Стало еще тише, и вот от алтаря на весь храм прозвучало:
– «Мы, Ян Казимир, король Польский, Великий князь Литовский, Мазовецкий, Прусский, и проч., и проч., во имя Отца, и Сына, и Святого Духа, аминь.
Яко мерзостные злодеяния дурных людей противу королевской власти и отечества прежде, нежели содеявшие их пред небесным судом предстанут, на земле подлежат наказанью, точно так же, вящей справедливости ради, и добродетели надлежит награда, каковая самое добродетель блеском славы должна украсить, а потомков побудить во всем следовать достойным примерам.

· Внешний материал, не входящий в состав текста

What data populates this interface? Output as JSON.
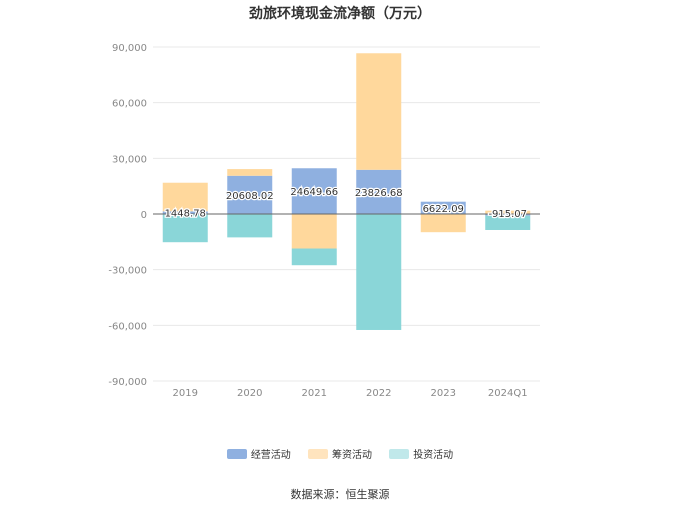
{
  "chart_data": {
    "type": "bar",
    "stacked": true,
    "title": "劲旅环境现金流净额（万元）",
    "xlabel": "",
    "ylabel": "",
    "categories": [
      "2019",
      "2020",
      "2021",
      "2022",
      "2023",
      "2024Q1"
    ],
    "ylim": [
      -90000,
      90000
    ],
    "yticks": [
      90000,
      60000,
      30000,
      0,
      -30000,
      -60000,
      -90000
    ],
    "ytick_labels": [
      "90,000",
      "60,000",
      "30,000",
      "0",
      "-30,000",
      "-60,000",
      "-90,000"
    ],
    "grid": true,
    "legend_position": "bottom-center",
    "series": [
      {
        "name": "经营活动",
        "color": "#8fb0e0",
        "values": [
          1448.78,
          20608.02,
          24649.66,
          23826.68,
          6622.09,
          -915.07
        ]
      },
      {
        "name": "筹资活动",
        "color": "#ffd89c",
        "values": [
          15400,
          3600,
          -18600,
          62800,
          -9800,
          1800
        ]
      },
      {
        "name": "投资活动",
        "color": "#8ad6d8",
        "values": [
          -15200,
          -12600,
          -9000,
          -62500,
          0,
          -7700
        ]
      }
    ],
    "data_labels": [
      "1448.78",
      "20608.02",
      "24649.66",
      "23826.68",
      "6622.09",
      "-915.07"
    ],
    "source": "数据来源：恒生聚源"
  },
  "legend_swatches": [
    "#8fb0e0",
    "#ffe4be",
    "#c0e8ea"
  ]
}
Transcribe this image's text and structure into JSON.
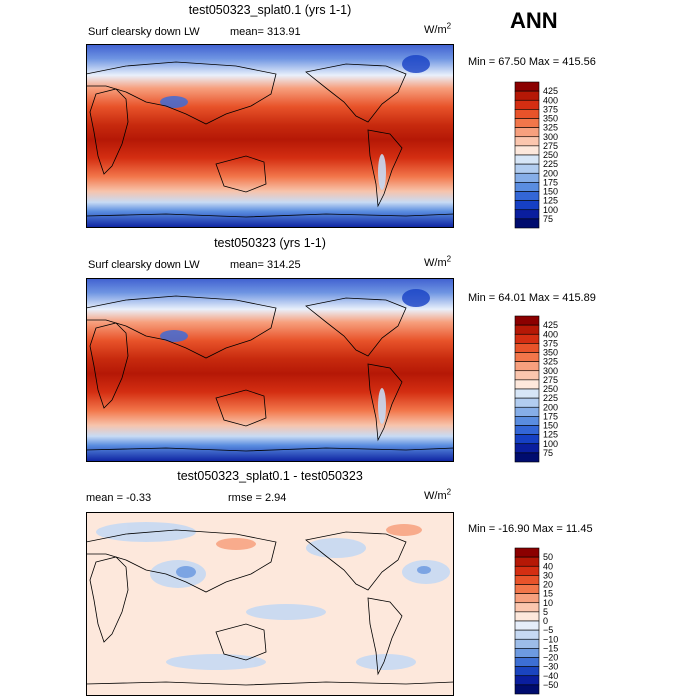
{
  "season": "ANN",
  "chart_data": [
    {
      "type": "heatmap",
      "title": "test050323_splat0.1 (yrs 1-1)",
      "variable": "Surf clearsky down LW",
      "mean_label": "mean=",
      "mean_value": "313.91",
      "units_base": "W/m",
      "units_exp": "2",
      "min_label": "Min =",
      "min_value": "67.50",
      "max_label": "Max =",
      "max_value": "415.56",
      "colorbar": {
        "levels": [
          "425",
          "400",
          "375",
          "350",
          "325",
          "300",
          "275",
          "250",
          "225",
          "200",
          "175",
          "150",
          "125",
          "100",
          "75"
        ],
        "colors": [
          "#8b0000",
          "#b51806",
          "#d42e12",
          "#e8532a",
          "#f2764a",
          "#f7a07e",
          "#fbc6ae",
          "#fde8dc",
          "#d7e6f7",
          "#b2cdf0",
          "#86aee8",
          "#5a8de0",
          "#3366d6",
          "#1640c4",
          "#0a1e9e",
          "#000c6e"
        ]
      }
    },
    {
      "type": "heatmap",
      "title": "test050323 (yrs 1-1)",
      "variable": "Surf clearsky down LW",
      "mean_label": "mean=",
      "mean_value": "314.25",
      "units_base": "W/m",
      "units_exp": "2",
      "min_label": "Min =",
      "min_value": "64.01",
      "max_label": "Max =",
      "max_value": "415.89",
      "colorbar": {
        "levels": [
          "425",
          "400",
          "375",
          "350",
          "325",
          "300",
          "275",
          "250",
          "225",
          "200",
          "175",
          "150",
          "125",
          "100",
          "75"
        ],
        "colors": [
          "#8b0000",
          "#b51806",
          "#d42e12",
          "#e8532a",
          "#f2764a",
          "#f7a07e",
          "#fbc6ae",
          "#fde8dc",
          "#d7e6f7",
          "#b2cdf0",
          "#86aee8",
          "#5a8de0",
          "#3366d6",
          "#1640c4",
          "#0a1e9e",
          "#000c6e"
        ]
      }
    },
    {
      "type": "heatmap",
      "title": "test050323_splat0.1 - test050323",
      "mean_label": "mean =",
      "mean_value": "-0.33",
      "rmse_label": "rmse =",
      "rmse_value": "2.94",
      "units_base": "W/m",
      "units_exp": "2",
      "min_label": "Min =",
      "min_value": "-16.90",
      "max_label": "Max =",
      "max_value": "11.45",
      "colorbar": {
        "levels": [
          "50",
          "40",
          "30",
          "20",
          "15",
          "10",
          "5",
          "0",
          "−5",
          "−10",
          "−15",
          "−20",
          "−30",
          "−40",
          "−50"
        ],
        "colors": [
          "#8b0000",
          "#b51806",
          "#d42e12",
          "#e8532a",
          "#f2764a",
          "#f7a07e",
          "#fbc6ae",
          "#fde8dc",
          "#e6eefa",
          "#c6d9f3",
          "#9dbde9",
          "#6d9ae0",
          "#3d6fd4",
          "#1a44bf",
          "#0a1e9e",
          "#000c6e"
        ]
      }
    }
  ]
}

Посему доводим до сведения всего рыцарского сословия, то бишь людей военного и гражданского звания, исправляющих должности cuiusvis dignitatis et praeeminentiae[267], а также всех граждан Великого княжества Литовского и нашего Жмудского староства, что, каковы бы ни были gravamina[268], порочащие имя любезного нашему сердцу пана Анджея Кмицица, хорунжего оршанского, все они, coram[269] его последующих заслуг и подвигов, должны быть вычеркнуты из памяти людской, дабы впредь ни в какой мере не умаляли чести и славы вышепоименованного хорунжего оршанского».
Тут ксендз прервал чтение и взглянул на скамью, где сидел пан Анджей, а тот привстал на минуту и снова сел, откинув голову на спинку скамьи, и закрыл глаза, словно в беспамятстве.
А все взоры устремились на него, все уста зашептали:
– Пан Кмициц! Кмициц! Кмициц!.. Вон там, возле Биллевичей!